Final plans for the festivities were being completed today at Association of Commerce headquarters by L. D’Ooge, Secretary, and Walton Conover, Centennial Executive chairman, and other committee heads.

In Business District.

Block after block in the business district today was a flutter with the national and carnival colors. Retail merchants adhered to a uniform scheme of decoration and the effect was apparent with thousands of flags and thousands of yards of bunting mingling with carnival hues of yellow, purple and orange.

Following the races and the band concert downtown tomorrow morning the scene of festivities will shift to the park when the County ministers and their families and the Old Settlers will stage a reunion and a picnic. A feature of the program will be the Old Fiddlers’ contest for which many expert musicians have registered.

At 5:30 o’clock Chief White Eagle and his Indians will have the center of the Centennial stage with the establishing of an Indian village and trading post at the park. The Chief will lecture and his official family will reproduce redskin dances and pantomimes.

Tomorrow’s program will be climaxed with the historic play, “One Thousand Years Ago” staged entirely by local talent with a cast of 100 characters, beautiful lighting effects and scenery. The play will be staged in the park ravine, a natural amphitheatre in which 5,000 seats are arranged.

Following is the program of the day outlined by the Centennial Executive committee:

10:00 a.m. – North side of the Court House, Kiddy Car race, children six years and under.

10:30 a.m. – Kiddy car race, for adults.

11:00 a.m. – Boys tug-o-war.

At noon, the County Ministers and their families, assisted by church men of the city, are to have a picnic at the park.

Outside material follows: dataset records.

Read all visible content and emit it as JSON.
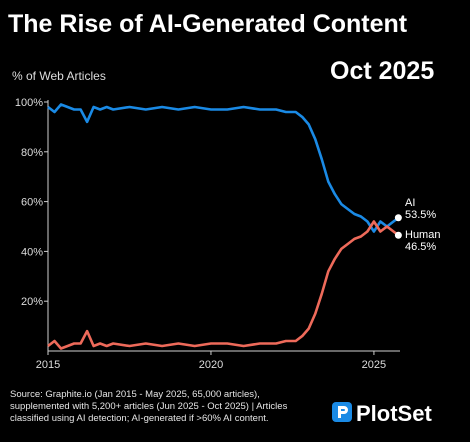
{
  "title": "The Rise of AI-Generated Content",
  "date_label": "Oct 2025",
  "source_lines": [
    "Source: Graphite.io (Jan 2015 - May 2025, 65,000 articles),",
    "supplemented with 5,200+ articles (Jun 2025 - Oct 2025) | Articles",
    "classified using AI detection; AI-generated if >60% AI content."
  ],
  "brand": "PlotSet",
  "colors": {
    "ai": "#1a8ae5",
    "human": "#ee6a5a",
    "background": "#000000",
    "brand_icon": "#1a8ae5"
  },
  "chart_data": {
    "type": "line",
    "ylabel": "% of Web Articles",
    "xlim": [
      2015,
      2025.8
    ],
    "ylim": [
      0,
      100
    ],
    "y_ticks": [
      20,
      40,
      60,
      80,
      100
    ],
    "y_tick_labels": [
      "20%",
      "40%",
      "60%",
      "80%",
      "100%"
    ],
    "x_ticks": [
      2015,
      2020,
      2025
    ],
    "x_tick_labels": [
      "2015",
      "2020",
      "2025"
    ],
    "grid": false,
    "series": [
      {
        "name": "AI",
        "end_label": "AI",
        "end_value_label": "53.5%",
        "x": [
          2015,
          2015.2,
          2015.4,
          2015.6,
          2015.8,
          2016,
          2016.2,
          2016.4,
          2016.6,
          2016.8,
          2017,
          2017.5,
          2018,
          2018.5,
          2019,
          2019.5,
          2020,
          2020.5,
          2021,
          2021.5,
          2022,
          2022.3,
          2022.6,
          2022.8,
          2023,
          2023.2,
          2023.4,
          2023.6,
          2023.8,
          2024,
          2024.2,
          2024.4,
          2024.6,
          2024.8,
          2025,
          2025.2,
          2025.4,
          2025.6,
          2025.75
        ],
        "values": [
          98,
          96,
          99,
          98,
          97,
          97,
          92,
          98,
          97,
          98,
          97,
          98,
          97,
          98,
          97,
          98,
          97,
          97,
          98,
          97,
          97,
          96,
          96,
          94,
          91,
          85,
          77,
          68,
          63,
          59,
          57,
          55,
          54,
          52,
          48,
          52,
          50,
          52,
          53.5
        ]
      },
      {
        "name": "Human",
        "end_label": "Human",
        "end_value_label": "46.5%",
        "x": [
          2015,
          2015.2,
          2015.4,
          2015.6,
          2015.8,
          2016,
          2016.2,
          2016.4,
          2016.6,
          2016.8,
          2017,
          2017.5,
          2018,
          2018.5,
          2019,
          2019.5,
          2020,
          2020.5,
          2021,
          2021.5,
          2022,
          2022.3,
          2022.6,
          2022.8,
          2023,
          2023.2,
          2023.4,
          2023.6,
          2023.8,
          2024,
          2024.2,
          2024.4,
          2024.6,
          2024.8,
          2025,
          2025.2,
          2025.4,
          2025.6,
          2025.75
        ],
        "values": [
          2,
          4,
          1,
          2,
          3,
          3,
          8,
          2,
          3,
          2,
          3,
          2,
          3,
          2,
          3,
          2,
          3,
          3,
          2,
          3,
          3,
          4,
          4,
          6,
          9,
          15,
          23,
          32,
          37,
          41,
          43,
          45,
          46,
          48,
          52,
          48,
          50,
          48,
          46.5
        ]
      }
    ]
  }
}
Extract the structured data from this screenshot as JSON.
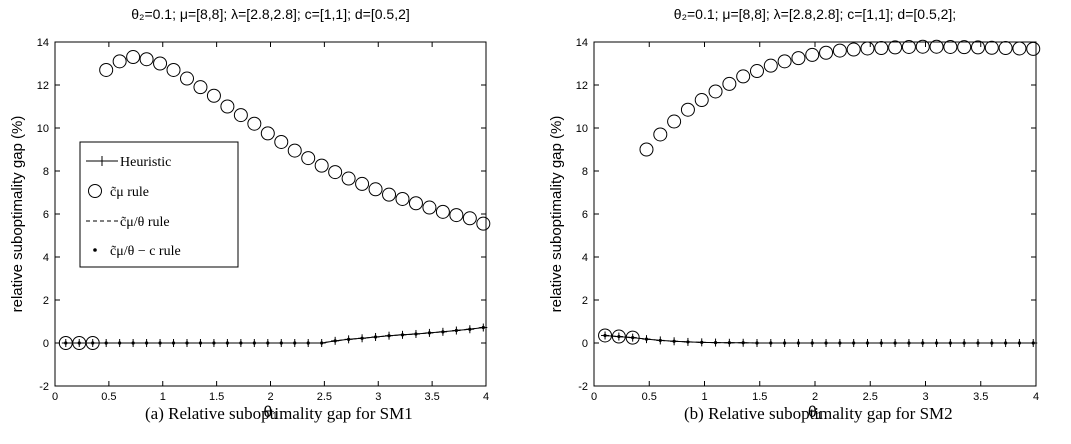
{
  "chart_data": [
    {
      "type": "scatter",
      "title": "θ₂=0.1; μ=[8,8]; λ=[2.8,2.8]; c=[1,1]; d=[0.5,2]",
      "xlabel": "θ₁",
      "ylabel": "relative suboptimality gap (%)",
      "xlim": [
        0,
        4
      ],
      "ylim": [
        -2,
        14
      ],
      "xticks": [
        "0",
        "0.5",
        "1",
        "1.5",
        "2",
        "2.5",
        "3",
        "3.5",
        "4"
      ],
      "yticks": [
        "-2",
        "0",
        "2",
        "4",
        "6",
        "8",
        "10",
        "12",
        "14"
      ],
      "grid": false,
      "legend_position": "middle-left",
      "caption": "(a) Relative suboptimality gap for SM1",
      "series": [
        {
          "name": "Heuristic",
          "marker": "plus-line",
          "x": [
            0.1,
            0.225,
            0.35,
            0.475,
            0.6,
            0.725,
            0.85,
            0.975,
            1.1,
            1.225,
            1.35,
            1.475,
            1.6,
            1.725,
            1.85,
            1.975,
            2.1,
            2.225,
            2.35,
            2.475,
            2.6,
            2.725,
            2.85,
            2.975,
            3.1,
            3.225,
            3.35,
            3.475,
            3.6,
            3.725,
            3.85,
            3.975
          ],
          "y": [
            0,
            0,
            0,
            0,
            0,
            0,
            0,
            0,
            0,
            0,
            0,
            0,
            0,
            0,
            0,
            0,
            0,
            0,
            0,
            0,
            0.1,
            0.17,
            0.22,
            0.28,
            0.34,
            0.38,
            0.42,
            0.47,
            0.52,
            0.58,
            0.64,
            0.72
          ]
        },
        {
          "name": "c̃μ rule",
          "marker": "open-circle",
          "x": [
            0.1,
            0.225,
            0.35,
            0.475,
            0.6,
            0.725,
            0.85,
            0.975,
            1.1,
            1.225,
            1.35,
            1.475,
            1.6,
            1.725,
            1.85,
            1.975,
            2.1,
            2.225,
            2.35,
            2.475,
            2.6,
            2.725,
            2.85,
            2.975,
            3.1,
            3.225,
            3.35,
            3.475,
            3.6,
            3.725,
            3.85,
            3.975
          ],
          "y": [
            0,
            0,
            0,
            12.7,
            13.1,
            13.3,
            13.2,
            13.0,
            12.7,
            12.3,
            11.9,
            11.5,
            11.0,
            10.6,
            10.2,
            9.75,
            9.35,
            8.95,
            8.6,
            8.25,
            7.95,
            7.65,
            7.4,
            7.15,
            6.9,
            6.7,
            6.5,
            6.3,
            6.1,
            5.95,
            5.8,
            5.55
          ]
        },
        {
          "name": "c̃μ/θ rule",
          "marker": "dashed-line",
          "x": [
            0.1,
            0.225,
            0.35,
            0.475,
            0.6,
            0.725,
            0.85,
            0.975,
            1.1,
            1.225,
            1.35,
            1.475,
            1.6,
            1.725,
            1.85,
            1.975,
            2.1,
            2.225,
            2.35,
            2.475,
            2.6,
            2.725,
            2.85,
            2.975,
            3.1,
            3.225,
            3.35,
            3.475,
            3.6,
            3.725,
            3.85,
            3.975
          ],
          "y": [
            0,
            0,
            0,
            0,
            0,
            0,
            0,
            0,
            0,
            0,
            0,
            0,
            0,
            0,
            0,
            0,
            0,
            0,
            0,
            0,
            0.1,
            0.17,
            0.22,
            0.28,
            0.34,
            0.38,
            0.42,
            0.47,
            0.52,
            0.58,
            0.64,
            0.72
          ]
        },
        {
          "name": "c̃μ/θ − c rule",
          "marker": "dot",
          "x": [
            0.1,
            0.225,
            0.35,
            0.475,
            0.6,
            0.725,
            0.85,
            0.975,
            1.1,
            1.225,
            1.35,
            1.475,
            1.6,
            1.725,
            1.85,
            1.975,
            2.1,
            2.225,
            2.35,
            2.475,
            2.6,
            2.725,
            2.85,
            2.975,
            3.1,
            3.225,
            3.35,
            3.475,
            3.6,
            3.725,
            3.85,
            3.975
          ],
          "y": [
            0,
            0,
            0,
            0,
            0,
            0,
            0,
            0,
            0,
            0,
            0,
            0,
            0,
            0,
            0,
            0,
            0,
            0,
            0,
            0,
            0.1,
            0.17,
            0.22,
            0.28,
            0.34,
            0.38,
            0.42,
            0.47,
            0.52,
            0.58,
            0.64,
            0.72
          ]
        }
      ]
    },
    {
      "type": "scatter",
      "title": "θ₂=0.1; μ=[8,8]; λ=[2.8,2.8]; c=[1,1]; d=[0.5,2];",
      "xlabel": "θ₁",
      "ylabel": "relative suboptimality gap (%)",
      "xlim": [
        0,
        4
      ],
      "ylim": [
        -2,
        14
      ],
      "xticks": [
        "0",
        "0.5",
        "1",
        "1.5",
        "2",
        "2.5",
        "3",
        "3.5",
        "4"
      ],
      "yticks": [
        "-2",
        "0",
        "2",
        "4",
        "6",
        "8",
        "10",
        "12",
        "14"
      ],
      "grid": false,
      "caption": "(b) Relative suboptimality gap for SM2",
      "series": [
        {
          "marker": "plus-line",
          "x": [
            0.1,
            0.225,
            0.35,
            0.475,
            0.6,
            0.725,
            0.85,
            0.975,
            1.1,
            1.225,
            1.35,
            1.475,
            1.6,
            1.725,
            1.85,
            1.975,
            2.1,
            2.225,
            2.35,
            2.475,
            2.6,
            2.725,
            2.85,
            2.975,
            3.1,
            3.225,
            3.35,
            3.475,
            3.6,
            3.725,
            3.85,
            3.975
          ],
          "y": [
            0.35,
            0.3,
            0.25,
            0.18,
            0.12,
            0.08,
            0.05,
            0.03,
            0.02,
            0.01,
            0.01,
            0,
            0,
            0,
            0,
            0,
            0,
            0,
            0,
            0,
            0,
            0,
            0,
            0,
            0,
            0,
            0,
            0,
            0,
            0,
            0,
            0
          ]
        },
        {
          "marker": "open-circle",
          "x": [
            0.1,
            0.225,
            0.35,
            0.475,
            0.6,
            0.725,
            0.85,
            0.975,
            1.1,
            1.225,
            1.35,
            1.475,
            1.6,
            1.725,
            1.85,
            1.975,
            2.1,
            2.225,
            2.35,
            2.475,
            2.6,
            2.725,
            2.85,
            2.975,
            3.1,
            3.225,
            3.35,
            3.475,
            3.6,
            3.725,
            3.85,
            3.975
          ],
          "y": [
            0.35,
            0.3,
            0.25,
            9.0,
            9.7,
            10.3,
            10.85,
            11.3,
            11.7,
            12.05,
            12.4,
            12.65,
            12.9,
            13.1,
            13.25,
            13.4,
            13.5,
            13.6,
            13.65,
            13.7,
            13.72,
            13.75,
            13.77,
            13.78,
            13.78,
            13.77,
            13.76,
            13.75,
            13.73,
            13.72,
            13.7,
            13.68
          ]
        },
        {
          "marker": "dashed-line",
          "x": [
            0.1,
            0.225,
            0.35,
            0.475,
            0.6,
            0.725,
            0.85,
            0.975,
            1.1,
            1.225,
            1.35,
            1.475,
            1.6,
            1.725,
            1.85,
            1.975,
            2.1,
            2.225,
            2.35,
            2.475,
            2.6,
            2.725,
            2.85,
            2.975,
            3.1,
            3.225,
            3.35,
            3.475,
            3.6,
            3.725,
            3.85,
            3.975
          ],
          "y": [
            0.35,
            0.3,
            0.25,
            0.18,
            0.12,
            0.08,
            0.05,
            0.03,
            0.02,
            0.01,
            0.01,
            0,
            0,
            0,
            0,
            0,
            0,
            0,
            0,
            0,
            0,
            0,
            0,
            0,
            0,
            0,
            0,
            0,
            0,
            0,
            0,
            0
          ]
        },
        {
          "marker": "dot",
          "x": [
            0.1,
            0.225,
            0.35,
            0.475,
            0.6,
            0.725,
            0.85,
            0.975,
            1.1,
            1.225,
            1.35,
            1.475,
            1.6,
            1.725,
            1.85,
            1.975,
            2.1,
            2.225,
            2.35,
            2.475,
            2.6,
            2.725,
            2.85,
            2.975,
            3.1,
            3.225,
            3.35,
            3.475,
            3.6,
            3.725,
            3.85,
            3.975
          ],
          "y": [
            0.35,
            0.3,
            0.25,
            0.18,
            0.12,
            0.08,
            0.05,
            0.03,
            0.02,
            0.01,
            0.01,
            0,
            0,
            0,
            0,
            0,
            0,
            0,
            0,
            0,
            0,
            0,
            0,
            0,
            0,
            0,
            0,
            0,
            0,
            0,
            0,
            0
          ]
        }
      ]
    }
  ]
}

During the early part of the afternoon, the Recreation committee will stage contests at the park, as follows:

1:00 p.m. – Married Ladies foot race.

1:30 p.m. – Married Men foot race.

2:00 p.m. – Girls, 16 years and under, foot race.

2:30 p.m. – Boys, 16 years and under, foot race.

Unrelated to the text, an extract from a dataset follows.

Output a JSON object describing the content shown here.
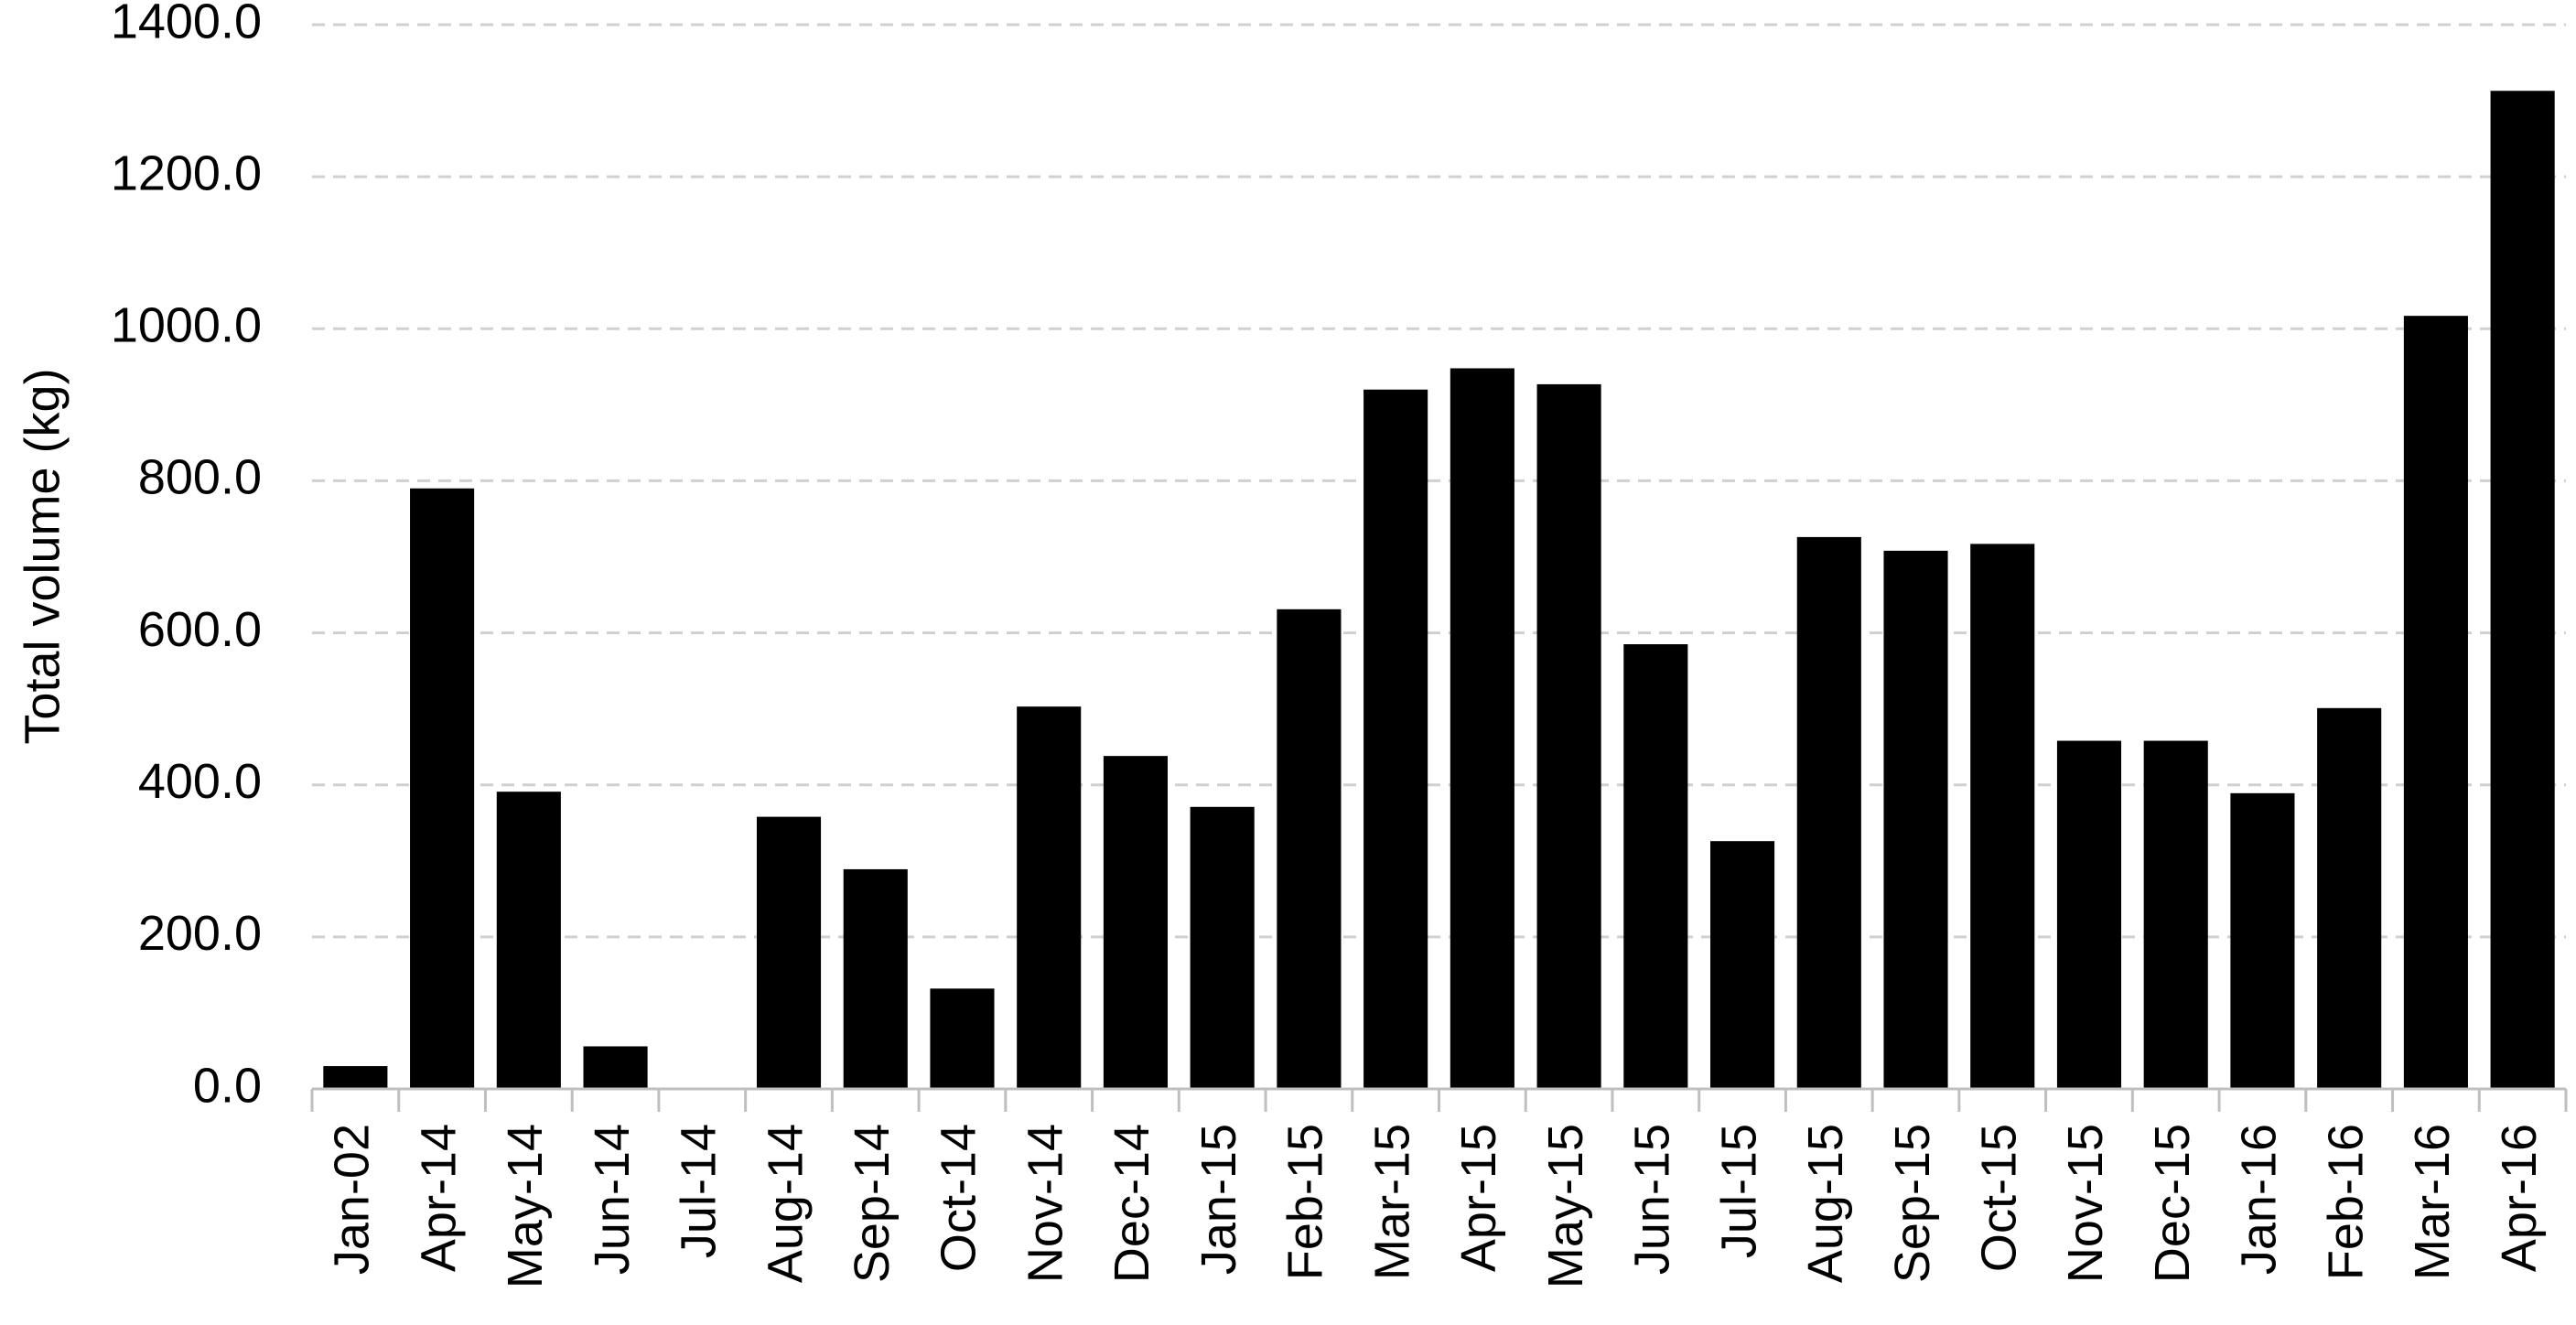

2:45 p.m. – Ladies ball throwing, 18 years and over.

3:00 p.m. – North short of the lagoon, boys tub race.

3:30 p.m. – Front of grand stand, ladies sawing contest.

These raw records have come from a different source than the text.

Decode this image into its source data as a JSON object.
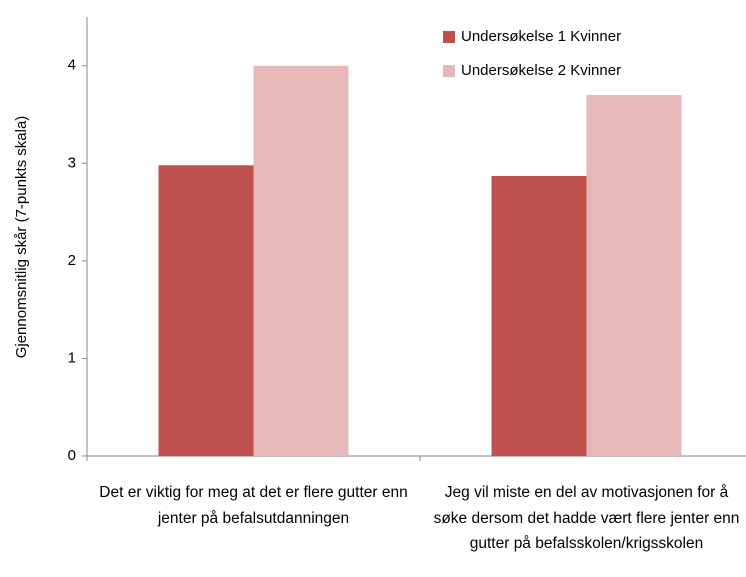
{
  "chart_data": {
    "type": "bar",
    "y_label": "Gjennomsnitlig skår (7-punkts skala)",
    "categories": [
      "Det er viktig for meg at det er flere gutter enn jenter på befalsutdanningen",
      "Jeg vil miste en del av motivasjonen for å søke dersom det hadde vært flere jenter enn gutter på befalsskolen/krigsskolen"
    ],
    "series": [
      {
        "name": "Undersøkelse 1 Kvinner",
        "color": "#c0504d",
        "values": [
          2.98,
          2.87
        ]
      },
      {
        "name": "Undersøkelse 2 Kvinner",
        "color": "#e6b9b8",
        "values": [
          4.0,
          3.7
        ]
      }
    ],
    "ylim": [
      0,
      4.5
    ],
    "yticks": [
      0,
      1,
      2,
      3,
      4
    ],
    "grid": false,
    "legend": "top-right"
  }
}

3:45 p.m. – Old Fiddlers contest.

4:00 p.m. – Same place, boys pie eating contest.

5:00 p.m. – Prizes will be awarded to the winners of the day’s contests.

There will also be a prize given to the oldest lady and oldest man registering at the Centennial headquarters.

5:30 p.m. – Indians will stage a pantomime with Indian dances in the Indian village at the park.

In the early twilight, the new Park Fountain is to be illuminated.

8:00 – Chinese play, “One Thousand Years Ago,” at Mineral Springs park.